Reaching for the top shelf steak
CHRIS’S KITCHEN | This week our resident Aussie chef tackles the meaty issue of that tasty type of steak called Wagyu beef.
I CAN safely say over the last 10 or 15 years us chefs have been singing the praises of how good Wagyu beef is to eat. We have all heard the stories of friends paying up to £70 for a steak, a piece of meat that has depth of flavour and tenderness of soft pudding. Not to mention the stories of feeding the Wagyu cattle beer, which is true, and dedicated farmers spending hours hand massaging the cattle to sleep (also true – however mechanical devices are now placed in holding pens for this thankless task).

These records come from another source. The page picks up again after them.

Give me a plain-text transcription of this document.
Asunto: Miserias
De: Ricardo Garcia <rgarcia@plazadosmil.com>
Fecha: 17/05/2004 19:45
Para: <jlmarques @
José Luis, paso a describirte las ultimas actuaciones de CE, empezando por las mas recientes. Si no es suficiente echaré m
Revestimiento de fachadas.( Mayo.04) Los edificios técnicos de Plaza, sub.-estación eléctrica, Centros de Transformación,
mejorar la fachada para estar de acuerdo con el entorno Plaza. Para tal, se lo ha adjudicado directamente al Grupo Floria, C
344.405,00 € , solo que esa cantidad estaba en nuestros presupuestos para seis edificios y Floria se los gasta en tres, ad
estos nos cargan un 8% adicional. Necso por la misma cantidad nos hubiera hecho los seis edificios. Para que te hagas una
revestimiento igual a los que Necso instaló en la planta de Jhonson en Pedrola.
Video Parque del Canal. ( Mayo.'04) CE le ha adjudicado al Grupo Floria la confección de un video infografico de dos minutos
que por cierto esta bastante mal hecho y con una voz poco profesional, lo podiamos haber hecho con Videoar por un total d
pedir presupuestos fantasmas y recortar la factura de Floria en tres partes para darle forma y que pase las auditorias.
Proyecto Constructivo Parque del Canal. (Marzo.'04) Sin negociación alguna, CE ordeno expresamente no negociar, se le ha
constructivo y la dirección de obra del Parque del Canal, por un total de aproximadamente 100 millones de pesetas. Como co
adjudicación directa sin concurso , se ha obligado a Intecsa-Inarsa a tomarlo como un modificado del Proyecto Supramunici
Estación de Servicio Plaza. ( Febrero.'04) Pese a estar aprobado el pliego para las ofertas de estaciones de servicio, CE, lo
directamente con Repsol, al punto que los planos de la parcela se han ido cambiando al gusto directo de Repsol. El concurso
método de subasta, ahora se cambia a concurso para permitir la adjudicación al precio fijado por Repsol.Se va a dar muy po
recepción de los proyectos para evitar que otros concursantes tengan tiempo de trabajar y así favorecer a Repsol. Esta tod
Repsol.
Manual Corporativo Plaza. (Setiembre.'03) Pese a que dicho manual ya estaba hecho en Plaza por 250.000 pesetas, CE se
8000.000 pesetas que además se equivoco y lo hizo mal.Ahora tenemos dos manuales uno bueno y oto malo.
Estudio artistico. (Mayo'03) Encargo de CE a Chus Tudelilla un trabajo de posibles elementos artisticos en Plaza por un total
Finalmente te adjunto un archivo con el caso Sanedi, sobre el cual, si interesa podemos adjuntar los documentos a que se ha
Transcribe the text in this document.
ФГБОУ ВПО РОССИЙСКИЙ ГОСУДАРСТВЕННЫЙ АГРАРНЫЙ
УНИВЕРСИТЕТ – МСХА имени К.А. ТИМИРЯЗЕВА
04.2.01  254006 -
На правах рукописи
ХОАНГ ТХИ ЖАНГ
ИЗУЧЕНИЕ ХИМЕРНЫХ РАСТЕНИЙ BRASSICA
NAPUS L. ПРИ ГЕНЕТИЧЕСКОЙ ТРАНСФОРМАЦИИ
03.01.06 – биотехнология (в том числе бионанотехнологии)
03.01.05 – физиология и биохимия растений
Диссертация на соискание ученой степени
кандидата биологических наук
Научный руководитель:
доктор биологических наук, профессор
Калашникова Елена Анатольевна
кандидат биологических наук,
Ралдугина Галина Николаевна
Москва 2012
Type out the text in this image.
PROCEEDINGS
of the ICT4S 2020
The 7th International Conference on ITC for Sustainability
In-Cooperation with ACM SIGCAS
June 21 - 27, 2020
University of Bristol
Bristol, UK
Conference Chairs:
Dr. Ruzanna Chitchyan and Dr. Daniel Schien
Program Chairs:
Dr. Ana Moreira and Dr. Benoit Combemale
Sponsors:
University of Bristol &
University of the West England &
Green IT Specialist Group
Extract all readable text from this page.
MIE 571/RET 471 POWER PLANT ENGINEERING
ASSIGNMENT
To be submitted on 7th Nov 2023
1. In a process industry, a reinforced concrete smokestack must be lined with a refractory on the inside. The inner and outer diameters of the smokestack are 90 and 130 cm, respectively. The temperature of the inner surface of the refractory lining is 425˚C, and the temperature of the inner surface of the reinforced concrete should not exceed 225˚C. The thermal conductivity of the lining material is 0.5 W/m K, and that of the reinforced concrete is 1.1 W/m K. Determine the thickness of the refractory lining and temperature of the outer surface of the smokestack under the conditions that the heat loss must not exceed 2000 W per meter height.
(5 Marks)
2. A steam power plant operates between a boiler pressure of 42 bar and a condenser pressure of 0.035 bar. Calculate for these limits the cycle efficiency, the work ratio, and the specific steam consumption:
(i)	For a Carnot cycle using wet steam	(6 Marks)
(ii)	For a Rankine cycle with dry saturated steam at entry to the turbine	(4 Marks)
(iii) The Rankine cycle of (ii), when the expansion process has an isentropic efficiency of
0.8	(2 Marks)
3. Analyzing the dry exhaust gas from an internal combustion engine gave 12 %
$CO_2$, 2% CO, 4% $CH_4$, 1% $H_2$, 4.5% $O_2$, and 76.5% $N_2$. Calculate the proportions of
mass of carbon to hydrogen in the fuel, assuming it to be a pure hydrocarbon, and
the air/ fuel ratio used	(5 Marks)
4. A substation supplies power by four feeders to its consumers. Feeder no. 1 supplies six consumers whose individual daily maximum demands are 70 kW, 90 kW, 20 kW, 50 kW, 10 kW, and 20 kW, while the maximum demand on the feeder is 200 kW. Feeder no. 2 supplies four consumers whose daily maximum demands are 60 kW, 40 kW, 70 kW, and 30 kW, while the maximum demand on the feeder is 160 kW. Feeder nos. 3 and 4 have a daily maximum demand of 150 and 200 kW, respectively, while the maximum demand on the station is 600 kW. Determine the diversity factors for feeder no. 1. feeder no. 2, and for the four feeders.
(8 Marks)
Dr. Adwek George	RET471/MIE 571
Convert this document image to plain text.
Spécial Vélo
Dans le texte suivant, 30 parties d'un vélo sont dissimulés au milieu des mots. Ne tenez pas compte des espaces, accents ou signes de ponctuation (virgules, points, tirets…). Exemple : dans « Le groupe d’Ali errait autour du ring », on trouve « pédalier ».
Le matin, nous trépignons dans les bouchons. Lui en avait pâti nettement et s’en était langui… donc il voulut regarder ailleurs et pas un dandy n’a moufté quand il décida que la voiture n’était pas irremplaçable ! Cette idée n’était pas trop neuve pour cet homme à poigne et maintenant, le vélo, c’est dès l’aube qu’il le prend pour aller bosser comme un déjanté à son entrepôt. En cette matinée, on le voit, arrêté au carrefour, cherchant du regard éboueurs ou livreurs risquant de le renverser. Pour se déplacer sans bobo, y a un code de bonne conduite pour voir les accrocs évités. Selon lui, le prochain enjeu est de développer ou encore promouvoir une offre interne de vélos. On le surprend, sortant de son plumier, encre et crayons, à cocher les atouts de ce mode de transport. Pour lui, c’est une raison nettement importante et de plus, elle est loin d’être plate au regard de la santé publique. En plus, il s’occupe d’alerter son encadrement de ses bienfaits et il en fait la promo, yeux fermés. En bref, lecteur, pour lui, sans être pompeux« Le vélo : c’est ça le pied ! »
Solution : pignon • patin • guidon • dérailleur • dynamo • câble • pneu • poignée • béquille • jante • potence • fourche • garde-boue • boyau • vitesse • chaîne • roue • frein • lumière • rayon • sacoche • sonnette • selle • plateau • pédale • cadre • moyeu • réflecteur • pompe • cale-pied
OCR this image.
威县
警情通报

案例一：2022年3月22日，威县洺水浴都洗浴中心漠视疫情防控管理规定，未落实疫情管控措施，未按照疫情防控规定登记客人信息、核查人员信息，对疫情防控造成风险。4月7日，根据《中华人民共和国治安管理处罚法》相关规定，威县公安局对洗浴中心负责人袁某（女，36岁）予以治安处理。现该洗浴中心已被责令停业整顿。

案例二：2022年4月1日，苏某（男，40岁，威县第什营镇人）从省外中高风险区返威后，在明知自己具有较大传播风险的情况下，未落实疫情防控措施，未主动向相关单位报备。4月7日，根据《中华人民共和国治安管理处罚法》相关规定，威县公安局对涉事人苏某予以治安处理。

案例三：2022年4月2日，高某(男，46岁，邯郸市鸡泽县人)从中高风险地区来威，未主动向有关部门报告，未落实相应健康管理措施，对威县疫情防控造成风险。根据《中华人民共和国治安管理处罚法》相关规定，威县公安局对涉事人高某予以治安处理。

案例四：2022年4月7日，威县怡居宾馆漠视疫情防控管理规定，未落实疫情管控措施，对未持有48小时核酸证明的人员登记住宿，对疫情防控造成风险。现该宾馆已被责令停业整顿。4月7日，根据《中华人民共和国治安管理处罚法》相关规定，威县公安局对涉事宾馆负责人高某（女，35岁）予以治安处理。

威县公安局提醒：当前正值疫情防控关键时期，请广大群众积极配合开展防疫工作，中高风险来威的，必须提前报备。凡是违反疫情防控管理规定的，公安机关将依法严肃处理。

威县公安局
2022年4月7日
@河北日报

Having tasted Wagyu in Australia for the first time I was hooked of the flavour and texture of the char grill sirloin that graced my plate.
Wagyu is produced from the same cattle breed known for producing the legendary Kobe beef of Japan. ‘Wagyu’ derives from the Japanese word meaning ‘Japanese cow’. Bred from several different breeds, Wagyu gives us characteristic marbling and a distinctive flavour with butter knife tenderness.
Our very own Greg Norman as gone from pro golfer to major beef producer and exporter. From specialty farms in the US to independent assessors who grade the marbling levels insuring only premium grades hit the shelves and restaurants, ‘The Shark’ is on top of all things Wagyu.
Placing a sirloin steak of Wagyu alongside a premium Angus sirloin, you can see the difference straight away. Not to say one is better than the other, it’s definitely a personal preference. If you do enjoy big beef flavours and a slight bite then Wagyu is definitely worth buying or ordering at your favourite steak restaurant.
So lets look at how we go about cooking a Wagyu sirloin at home. Firstly, Wagyu can be hard to come across in your local butcher. My advice is to look online and you will find a number of sites selling various cuts for grilling or slow cooking. It is really price dependant and I would suggest buying a piece that suits your budget. Just remember Wagyu has a big flavour so a little goes along way when it comes to quality.
One of the most important parts of cooking Wagyu is having a heavy cast iron grill or hot BBQ to sear the meat, leaving caramelized marks packed full of the tasty beef flavour we all crave for.
Searing sumptuous Wagyu steaks
What to do:
Remove your Wagyu steak from the fridge a good 30 minutes before cooking. This helps the steak to relax and the all-important juices to flow and develop. Cold meats placed directly onto a searing hot grill can result in a tough outcome.
Place the steak on a plate and drizzle a light olive oil over and massage into the steak. Season with cracked pepper and sea salt. Sea salt is more superior to table salt and once it grills with the juices of the beef, the flavours are enhanced.
Have your grill on a high heat – just below smoking, and open the window and have the exhaust fan on high. Place the steak on the grill plate and turn the heat slight down to control the cooking process. Turn the steak 180 degrees to give distinct markings and caremilization. Turn the meat once the steak is developing colour after four or five minutes. Turn and repeat the process. Add a little olive oil and cook for a further four or five minutes for medium.
Allow the all-important resting process for around 15 minutes before serving. Take a sharp knife after resting the steak and slice against the grain of the steak fibers. This helps to develop the tenderness of the steak. Sprinkle with a small pinch of sea salt and serve with your favourite potatoes sautéed with thyme and garlic.